Braucht, braucht! Ick hör imma braucht! Meiner erzählt mir ooch imma ville, wat er braucht. Skat und ’ne Zigarre und Molle kräftig und womöglich noch kleene Mächen (aber det erzählt er mir nich!). Aber ick sare ihm: wat du brauchen tust, is ’en festet Kommando und freitags die Lohntüte vor’m Baubüro in meine Hand! Det brauchste! – Du bist ebent zu jut, Mächen. Aber jut kommt von schwach, und wenn ick dir so ansehe, morjens, wenn ick euch den Kaffe hinserviere, und ick sehe, wie du ihm die Oogen zurollst, bloß, er merkt es jarnich, denn weeß ick ooch, wie dies ausjeht. Spielen als Arbeit – wenn ick det bloß höre! Spielen is nich arbeeten und Arbeeten is nich spielen. Und wenn du es wirklich jut mit ihm meinst, Mächen, nimmst de ihm det Jeld wech, und er jeht mit Willem uffn Bau. Steinetragen wird er ja wohl noch können.

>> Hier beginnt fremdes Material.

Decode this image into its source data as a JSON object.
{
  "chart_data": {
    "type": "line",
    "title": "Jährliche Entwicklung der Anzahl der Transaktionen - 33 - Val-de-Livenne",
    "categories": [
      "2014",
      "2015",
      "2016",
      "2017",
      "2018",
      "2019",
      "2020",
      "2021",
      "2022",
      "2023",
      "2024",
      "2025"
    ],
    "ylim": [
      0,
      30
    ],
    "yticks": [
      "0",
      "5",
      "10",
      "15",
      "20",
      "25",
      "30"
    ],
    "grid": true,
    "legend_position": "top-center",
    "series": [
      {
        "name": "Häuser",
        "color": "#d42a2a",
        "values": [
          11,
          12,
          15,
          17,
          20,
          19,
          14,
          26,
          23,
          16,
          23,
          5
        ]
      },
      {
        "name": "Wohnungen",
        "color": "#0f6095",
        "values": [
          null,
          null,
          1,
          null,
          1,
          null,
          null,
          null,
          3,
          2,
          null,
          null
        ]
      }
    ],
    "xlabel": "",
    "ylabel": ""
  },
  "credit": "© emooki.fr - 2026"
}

Gott, Frau Thumann, nun reden Sie ja schon genau wie seine Mutter! Die meinte auch, ich sei zu gut und unterstütze ihn noch in seinem Laster, und hat mir deswegen sogar eine Knallschote gegeben.

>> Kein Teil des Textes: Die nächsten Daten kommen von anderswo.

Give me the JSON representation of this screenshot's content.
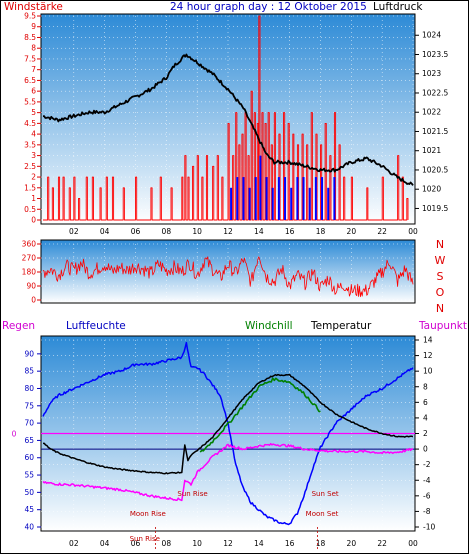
{
  "header": {
    "title": "24 hour graph day : 12 Oktober 2015",
    "left_label": "Windstärke",
    "right_label": "Luftdruck"
  },
  "panel3_header": {
    "regen": "Regen",
    "luftfeuchte": "Luftfeuchte",
    "windchill": "Windchill",
    "temperatur": "Temperatur",
    "taupunkt": "Taupunkt"
  },
  "colors": {
    "pressure": "#000000",
    "wind": "#ff0000",
    "gust_low": "#0000ff",
    "direction": "#ff0000",
    "humidity": "#0000ff",
    "temperature": "#000000",
    "windchill": "#008000",
    "dewpoint": "#ff00ff",
    "rain": "#ff00ff",
    "panel_top": "#2f8fd8",
    "panel_bottom": "#ffffff"
  },
  "chart_data": [
    {
      "type": "line",
      "x_ticks": [
        "02",
        "04",
        "06",
        "08",
        "10",
        "12",
        "14",
        "16",
        "18",
        "20",
        "22",
        "00"
      ],
      "wind_axis": {
        "ticks": [
          "0",
          "0.5",
          "1",
          "1.5",
          "2",
          "2.5",
          "3",
          "3.5",
          "4",
          "4.5",
          "5",
          "5.5",
          "6",
          "6.5",
          "7",
          "7.5",
          "8",
          "8.5",
          "9",
          "9.5"
        ],
        "ylim": [
          0,
          9.5
        ]
      },
      "pressure_axis": {
        "ticks": [
          "1019.5",
          "1020",
          "1020.5",
          "1021",
          "1021.5",
          "1022",
          "1022.5",
          "1023",
          "1023.5",
          "1024"
        ],
        "ylim": [
          1019.2,
          1024.5
        ]
      },
      "series": [
        {
          "key": "pressure",
          "hours": [
            0,
            1,
            2,
            3,
            4,
            5,
            6,
            7,
            8,
            8.5,
            9,
            9.3,
            10,
            11,
            12,
            13,
            13.5,
            14,
            14.5,
            15,
            16,
            17,
            18,
            19,
            20,
            21,
            22,
            23,
            24
          ],
          "values": [
            1021.9,
            1021.8,
            1021.9,
            1022.0,
            1022.0,
            1022.2,
            1022.4,
            1022.6,
            1022.9,
            1023.2,
            1023.4,
            1023.5,
            1023.3,
            1023.0,
            1022.6,
            1022.1,
            1021.7,
            1021.3,
            1020.9,
            1020.7,
            1020.7,
            1020.6,
            1020.5,
            1020.5,
            1020.7,
            1020.8,
            1020.6,
            1020.3,
            1020.1
          ]
        },
        {
          "key": "wind",
          "hours": [
            0.3,
            0.6,
            1.0,
            1.3,
            1.7,
            2.0,
            2.3,
            2.8,
            3.2,
            3.7,
            4.1,
            4.5,
            5.2,
            6.0,
            7.0,
            7.6,
            8.3,
            9.0,
            9.2,
            9.4,
            9.7,
            10.0,
            10.3,
            10.6,
            11.0,
            11.3,
            11.6,
            12.0,
            12.3,
            12.5,
            12.7,
            12.9,
            13.1,
            13.3,
            13.5,
            13.7,
            13.9,
            14.0,
            14.2,
            14.4,
            14.6,
            14.8,
            15.0,
            15.3,
            15.6,
            15.9,
            16.2,
            16.5,
            16.8,
            17.1,
            17.4,
            17.7,
            18.0,
            18.3,
            18.6,
            18.9,
            19.2,
            19.5,
            20.0,
            21.0,
            22.0,
            23.0,
            23.3,
            23.6
          ],
          "values": [
            2.0,
            1.5,
            2.0,
            2.0,
            1.5,
            2.0,
            1.0,
            2.0,
            2.0,
            1.5,
            2.0,
            2.0,
            1.5,
            2.0,
            1.5,
            2.0,
            1.5,
            2.0,
            3.0,
            2.0,
            2.5,
            3.0,
            2.0,
            3.0,
            2.5,
            3.0,
            2.0,
            4.5,
            3.0,
            5.0,
            3.5,
            4.0,
            5.0,
            3.0,
            6.0,
            5.0,
            4.5,
            9.5,
            5.0,
            4.5,
            5.0,
            3.5,
            5.0,
            4.0,
            5.0,
            4.5,
            4.0,
            3.5,
            4.0,
            3.5,
            5.0,
            4.0,
            3.5,
            4.5,
            3.0,
            5.0,
            3.5,
            2.0,
            2.0,
            1.5,
            2.0,
            3.0,
            2.0,
            1.0
          ]
        },
        {
          "key": "gust_low",
          "hours": [
            12.2,
            12.6,
            13.0,
            13.4,
            13.8,
            14.1,
            14.5,
            14.9,
            15.3,
            15.7,
            16.1,
            16.5,
            16.9,
            17.3,
            17.7,
            18.1,
            18.5,
            18.9
          ],
          "values": [
            1.5,
            2.0,
            2.0,
            1.5,
            2.0,
            3.0,
            2.0,
            1.5,
            2.0,
            2.0,
            1.5,
            2.0,
            2.0,
            1.5,
            2.0,
            2.0,
            1.5,
            2.0
          ]
        }
      ]
    },
    {
      "type": "line",
      "x_ticks": [
        "02",
        "04",
        "06",
        "08",
        "10",
        "12",
        "14",
        "16",
        "18",
        "20",
        "22",
        "00"
      ],
      "dir_axis": {
        "ticks": [
          "0",
          "90",
          "180",
          "270",
          "360"
        ],
        "ylim": [
          0,
          360
        ]
      },
      "compass_labels": [
        "N",
        "W",
        "S",
        "O",
        "N"
      ],
      "series": [
        {
          "key": "direction",
          "hours": [
            0,
            0.5,
            1,
            1.5,
            2,
            2.5,
            3,
            3.5,
            4,
            4.5,
            5,
            5.5,
            6,
            6.5,
            7,
            7.5,
            8,
            8.5,
            9,
            9.5,
            10,
            10.5,
            11,
            11.5,
            12,
            12.5,
            13,
            13.5,
            14,
            14.5,
            15,
            15.5,
            16,
            16.5,
            17,
            17.5,
            18,
            18.5,
            19,
            19.5,
            20,
            21,
            22,
            22.5,
            23,
            23.5,
            24
          ],
          "values": [
            180,
            200,
            160,
            220,
            190,
            240,
            170,
            200,
            230,
            180,
            210,
            190,
            220,
            200,
            170,
            230,
            190,
            210,
            180,
            240,
            160,
            260,
            200,
            140,
            230,
            170,
            260,
            110,
            300,
            150,
            120,
            200,
            90,
            160,
            110,
            180,
            80,
            140,
            60,
            100,
            60,
            60,
            180,
            250,
            120,
            200,
            100
          ]
        }
      ]
    },
    {
      "type": "line",
      "x_ticks": [
        "02",
        "04",
        "06",
        "08",
        "10",
        "12",
        "14",
        "16",
        "18",
        "20",
        "22",
        "00"
      ],
      "humidity_axis": {
        "ticks": [
          "40",
          "45",
          "50",
          "55",
          "60",
          "65",
          "70",
          "75",
          "80",
          "85",
          "90"
        ],
        "ylim": [
          40,
          94
        ]
      },
      "temp_axis": {
        "ticks": [
          "-10",
          "-8",
          "-6",
          "-4",
          "-2",
          "0",
          "2",
          "4",
          "6",
          "8",
          "10",
          "12",
          "14"
        ],
        "ylim": [
          -10,
          14
        ]
      },
      "rain_zero": "0",
      "annotations": [
        "Sun Rise",
        "Sun Set",
        "Moon Rise",
        "Moon Set",
        "Sun Rise"
      ],
      "series": [
        {
          "key": "humidity",
          "hours": [
            0,
            0.5,
            1,
            2,
            3,
            4,
            5,
            6,
            7,
            8,
            9,
            9.3,
            9.6,
            10,
            10.5,
            11,
            11.5,
            12,
            12.5,
            13,
            13.5,
            14,
            14.5,
            15,
            15.5,
            16,
            16.5,
            17,
            17.5,
            18,
            19,
            20,
            21,
            22,
            23,
            24
          ],
          "values": [
            72,
            76,
            78,
            80,
            82,
            84,
            85,
            87,
            87,
            88,
            89,
            93,
            86,
            86,
            84,
            81,
            78,
            70,
            58,
            51,
            47,
            45,
            43,
            42,
            41,
            41,
            44,
            50,
            57,
            63,
            70,
            74,
            78,
            80,
            83,
            86
          ]
        },
        {
          "key": "temperature",
          "hours": [
            0,
            0.5,
            1,
            2,
            3,
            4,
            5,
            6,
            7,
            8,
            9,
            9.2,
            9.4,
            9.6,
            10,
            11,
            12,
            13,
            14,
            15,
            16,
            17,
            18,
            19,
            20,
            21,
            22,
            23,
            24
          ],
          "values": [
            0.8,
            0.0,
            -0.5,
            -1.2,
            -1.8,
            -2.3,
            -2.6,
            -2.8,
            -3.0,
            -3.1,
            -3.0,
            0.6,
            -1.5,
            -0.8,
            -0.2,
            1.5,
            4.0,
            6.5,
            8.5,
            9.5,
            9.5,
            8.0,
            6.0,
            4.5,
            3.5,
            2.6,
            2.0,
            1.6,
            1.6
          ]
        },
        {
          "key": "windchill",
          "hours": [
            10.2,
            11,
            12,
            13,
            14,
            15,
            16,
            17,
            18
          ],
          "values": [
            -0.5,
            1.0,
            3.2,
            5.6,
            8.0,
            9.0,
            8.6,
            7.0,
            4.8
          ]
        },
        {
          "key": "dewpoint",
          "hours": [
            0,
            1,
            2,
            3,
            4,
            5,
            6,
            7,
            8,
            9,
            9.2,
            9.6,
            10,
            11,
            12,
            13,
            14,
            15,
            16,
            17,
            18,
            19,
            20,
            21,
            22,
            23,
            24
          ],
          "values": [
            -4.3,
            -4.5,
            -4.6,
            -4.8,
            -5.0,
            -5.2,
            -5.6,
            -6.0,
            -6.3,
            -6.5,
            -4.0,
            -4.5,
            -3.0,
            -1.0,
            0.5,
            0.0,
            0.4,
            0.6,
            0.4,
            0.0,
            -0.2,
            -0.3,
            -0.3,
            -0.3,
            -0.5,
            -0.4,
            0.0
          ]
        },
        {
          "key": "rain",
          "hours": [
            0,
            24
          ],
          "values": [
            0,
            0
          ]
        }
      ]
    }
  ]
}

Knallschote is ooch wieda nich richtig! Denn bist du die Schwiejatochta? Nee, du machst es gewissermaßen nur zu deinem Vajniejen, und wenn es dir zu dumm wird, denn türmste. Nee, Knallschote war ooch nich fein, auf Knallschote kannste sojar klagen!

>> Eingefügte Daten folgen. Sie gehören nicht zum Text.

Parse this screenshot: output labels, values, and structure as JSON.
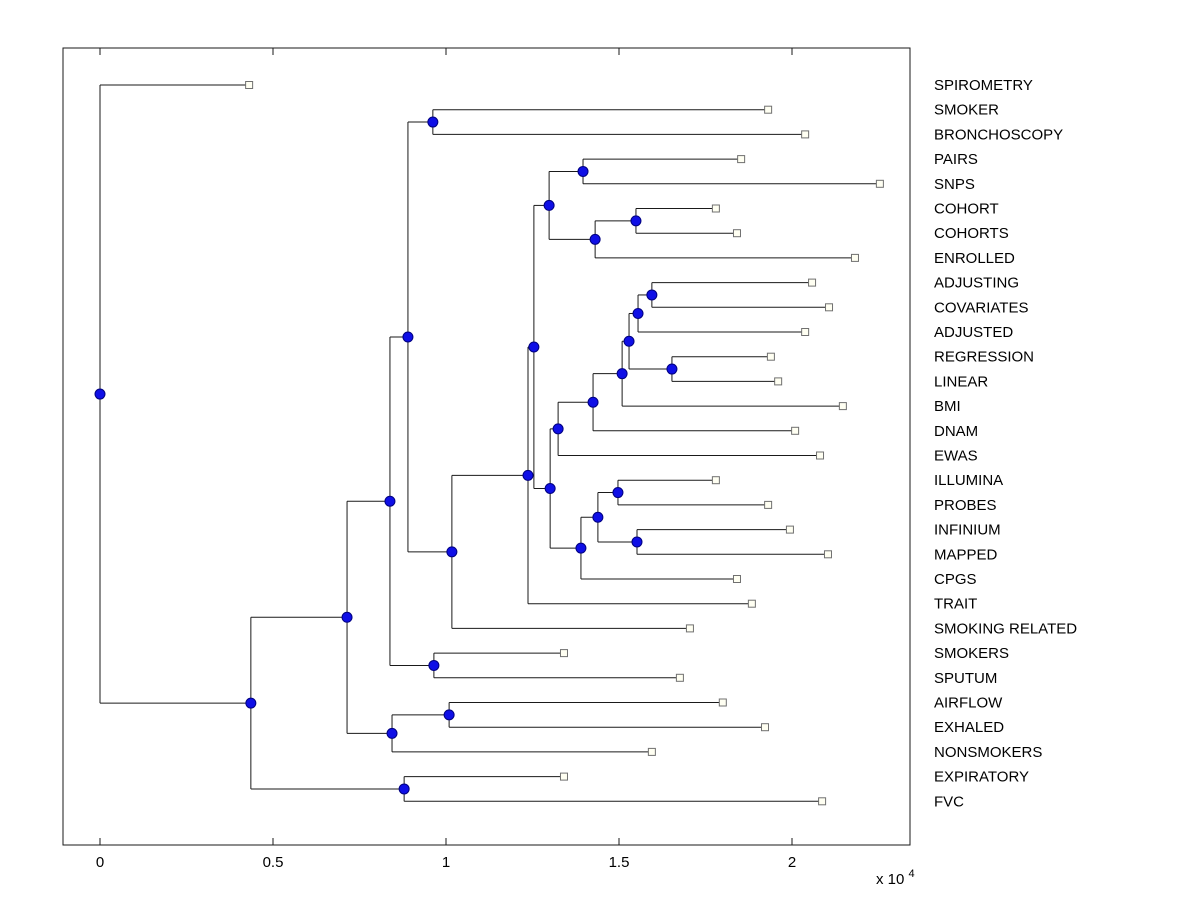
{
  "chart_data": {
    "type": "dendrogram",
    "orientation": "left-to-right",
    "title": "",
    "xlabel": "",
    "ylabel": "",
    "unit_scale": 10000,
    "x_axis": {
      "ticks": [
        0,
        0.5,
        1,
        1.5,
        2
      ],
      "tick_labels": [
        "0",
        "0.5",
        "1",
        "1.5",
        "2"
      ],
      "range": [
        -0.107,
        2.34
      ],
      "multiplier_text": "x 10",
      "multiplier_exp": "4"
    },
    "leaf_labels": [
      "SPIROMETRY",
      "SMOKER",
      "BRONCHOSCOPY",
      "PAIRS",
      "SNPS",
      "COHORT",
      "COHORTS",
      "ENROLLED",
      "ADJUSTING",
      "COVARIATES",
      "ADJUSTED",
      "REGRESSION",
      "LINEAR",
      "BMI",
      "DNAM",
      "EWAS",
      "ILLUMINA",
      "PROBES",
      "INFINIUM",
      "MAPPED",
      "CPGS",
      "TRAIT",
      "SMOKING RELATED",
      "SMOKERS",
      "SPUTUM",
      "AIRFLOW",
      "EXHALED",
      "NONSMOKERS",
      "EXPIRATORY",
      "FVC"
    ],
    "tree": {
      "x": 0.0,
      "children": [
        {
          "name": "SPIROMETRY",
          "x": 0.431
        },
        {
          "x": 0.436,
          "children": [
            {
              "x": 0.714,
              "children": [
                {
                  "x": 0.838,
                  "children": [
                    {
                      "x": 0.89,
                      "children": [
                        {
                          "x": 0.962,
                          "children": [
                            {
                              "name": "SMOKER",
                              "x": 1.931
                            },
                            {
                              "name": "BRONCHOSCOPY",
                              "x": 2.038
                            }
                          ]
                        },
                        {
                          "x": 1.017,
                          "children": [
                            {
                              "x": 1.237,
                              "children": [
                                {
                                  "x": 1.254,
                                  "children": [
                                    {
                                      "x": 1.298,
                                      "children": [
                                        {
                                          "x": 1.396,
                                          "children": [
                                            {
                                              "name": "PAIRS",
                                              "x": 1.853
                                            },
                                            {
                                              "name": "SNPS",
                                              "x": 2.254
                                            }
                                          ]
                                        },
                                        {
                                          "x": 1.431,
                                          "children": [
                                            {
                                              "x": 1.549,
                                              "children": [
                                                {
                                                  "name": "COHORT",
                                                  "x": 1.78
                                                },
                                                {
                                                  "name": "COHORTS",
                                                  "x": 1.841
                                                }
                                              ]
                                            },
                                            {
                                              "name": "ENROLLED",
                                              "x": 2.182
                                            }
                                          ]
                                        }
                                      ]
                                    },
                                    {
                                      "x": 1.301,
                                      "children": [
                                        {
                                          "x": 1.324,
                                          "children": [
                                            {
                                              "x": 1.425,
                                              "children": [
                                                {
                                                  "x": 1.509,
                                                  "children": [
                                                    {
                                                      "x": 1.529,
                                                      "children": [
                                                        {
                                                          "x": 1.555,
                                                          "children": [
                                                            {
                                                              "x": 1.595,
                                                              "children": [
                                                                {
                                                                  "name": "ADJUSTING",
                                                                  "x": 2.058
                                                                },
                                                                {
                                                                  "name": "COVARIATES",
                                                                  "x": 2.107
                                                                }
                                                              ]
                                                            },
                                                            {
                                                              "name": "ADJUSTED",
                                                              "x": 2.038
                                                            }
                                                          ]
                                                        },
                                                        {
                                                          "x": 1.653,
                                                          "children": [
                                                            {
                                                              "name": "REGRESSION",
                                                              "x": 1.939
                                                            },
                                                            {
                                                              "name": "LINEAR",
                                                              "x": 1.96
                                                            }
                                                          ]
                                                        }
                                                      ]
                                                    },
                                                    {
                                                      "name": "BMI",
                                                      "x": 2.147
                                                    }
                                                  ]
                                                },
                                                {
                                                  "name": "DNAM",
                                                  "x": 2.009
                                                }
                                              ]
                                            },
                                            {
                                              "name": "EWAS",
                                              "x": 2.081
                                            }
                                          ]
                                        },
                                        {
                                          "x": 1.39,
                                          "children": [
                                            {
                                              "x": 1.439,
                                              "children": [
                                                {
                                                  "x": 1.497,
                                                  "children": [
                                                    {
                                                      "name": "ILLUMINA",
                                                      "x": 1.78
                                                    },
                                                    {
                                                      "name": "PROBES",
                                                      "x": 1.931
                                                    }
                                                  ]
                                                },
                                                {
                                                  "x": 1.552,
                                                  "children": [
                                                    {
                                                      "name": "INFINIUM",
                                                      "x": 1.994
                                                    },
                                                    {
                                                      "name": "MAPPED",
                                                      "x": 2.104
                                                    }
                                                  ]
                                                }
                                              ]
                                            },
                                            {
                                              "name": "CPGS",
                                              "x": 1.841
                                            }
                                          ]
                                        }
                                      ]
                                    }
                                  ]
                                },
                                {
                                  "name": "TRAIT",
                                  "x": 1.884
                                }
                              ]
                            },
                            {
                              "name": "SMOKING RELATED",
                              "x": 1.705
                            }
                          ]
                        }
                      ]
                    },
                    {
                      "x": 0.965,
                      "children": [
                        {
                          "name": "SMOKERS",
                          "x": 1.341
                        },
                        {
                          "name": "SPUTUM",
                          "x": 1.676
                        }
                      ]
                    }
                  ]
                },
                {
                  "x": 0.844,
                  "children": [
                    {
                      "x": 1.009,
                      "children": [
                        {
                          "name": "AIRFLOW",
                          "x": 1.8
                        },
                        {
                          "name": "EXHALED",
                          "x": 1.922
                        }
                      ]
                    },
                    {
                      "name": "NONSMOKERS",
                      "x": 1.595
                    }
                  ]
                }
              ]
            },
            {
              "x": 0.879,
              "children": [
                {
                  "name": "EXPIRATORY",
                  "x": 1.341
                },
                {
                  "name": "FVC",
                  "x": 2.087
                }
              ]
            }
          ]
        }
      ]
    }
  },
  "style": {
    "background": "#ffffff",
    "line_color": "#1a1a1a",
    "node_color": "#0f0fe6",
    "node_edge_color": "#000080",
    "leaf_marker_fill": "#fffff2",
    "leaf_marker_edge": "#707070",
    "text_color": "#000000"
  }
}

Aber es hat ja gar nicht weh getan, Frau Thumann. Solche Fingerchen, wie seine Mutter hat. Da war meine Mutter anders. Und überhaupt …
4
Es teilt eine Holzbarriere den Raum der Berliner Schnitter-Vermittlung in zwei Hälften, zwei sehr ungleiche Hälften. Der vordere Teil, in dem jetzt der Rittmeister von Prackwitz steht, ist ganz klein, und die Eingangstür schlägt auch noch hinein. Prackwitz kann sich kaum rühren.
Die hintere, größere Hälfte hat ein kleiner, fetter, schwärzlicher Mann inne – der Rittmeister kann nicht genau sagen, wirkt der Mann so schwärzlich wegen seines dunklen Haarwuchses oder wegen Unsauberkeit? Der schwärzliche Fette im dunklen Tuchanzug redet heftig, wild gestikulierend, mit drei Männern in Manchesteranzügen, die graue Hüte auf dem Kopf und Zigarren im Mundwinkel haben. Die Männer antworten ebenso heftig, und obwohl sie nicht laut reden, wirkt es doch wie Geschrei.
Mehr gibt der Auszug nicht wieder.